Man holding poster of Jews being killed arrested at Latvia SS march

Police arrested a man for displaying a poster of soldiers killing Jews at the annual march by local veterans of two SS divisions that made up the Latvian Legion during World War II.

The man was arrested on Friday morning on the margins of the annual march of the Remembrance Day of the Latvian Legionnaires — soldiers from the 15th Waffen Grenadier Division of the SS and the 19th Waffen Grenadier Division of the SS (the 1st and 2nd Latvian, respectively).

A handful of veterans, flanked by hundreds of supporters waving Latvian flags, gathered around Freedom Monument for the march under heavy police guard.

The march in Latvia is currently the only public event in Europe and beyond honouring those who fought under the banner of the SS, Nazi Germany’s elite security force.

Occurring amid rising tensions with Russia, it is part of numerous expressions across Eastern Europe of admiration for those, including Holocaust perpetrators, who collaborated with Germany against the Soviet Union.

Several protesters from the Latvia Without Fascism group demonstrated against the event by carrying signs reading “They fought for Hitler” and “If they looked like Nazis, and acted like Nazis – they were Nazi.” None of those protesters was arrested.

Police did not allow a counter protest by Latvia Without Fascism, a leader of that group, Joseph Koren, told JTA. Hundreds of police cordoned off the Freedom Monument as veterans, including some in uniform, sang patriotic songs and laid wreaths for their fallen comrades.
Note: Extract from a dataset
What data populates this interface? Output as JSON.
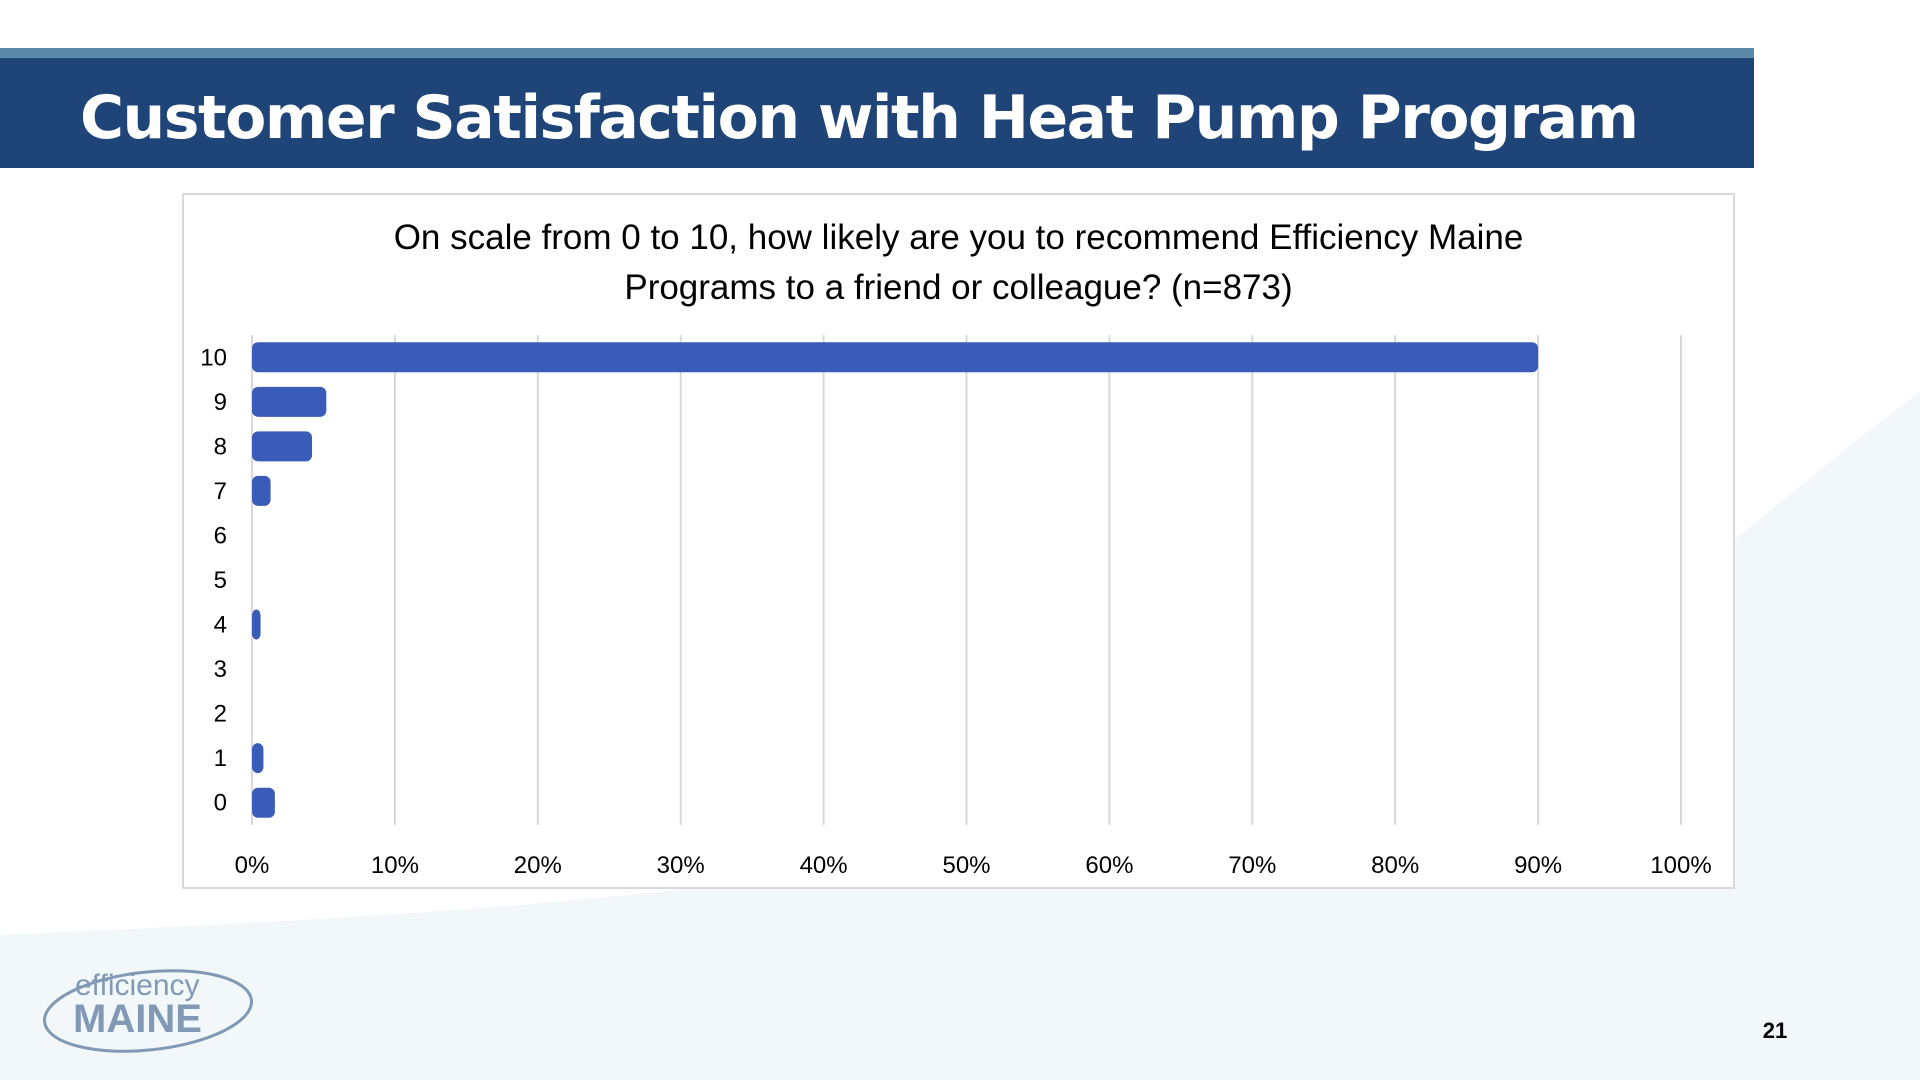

Organisers of the event from several nationalist groups then drove the veterans to a cemetery where many of their comrades are buried.

“It’s a disgrace that this is happening in Europe,” Aleksejs Saripovs of the Latvia Without Fascism group told JTA. “The European Union needs to pressure Latvia into abandoning this shameful event, but so far there is total silence.”

German Nazis and collaborators led to the near annihilation of 70,000 Jews who had lived in Latvia before the Holocaust.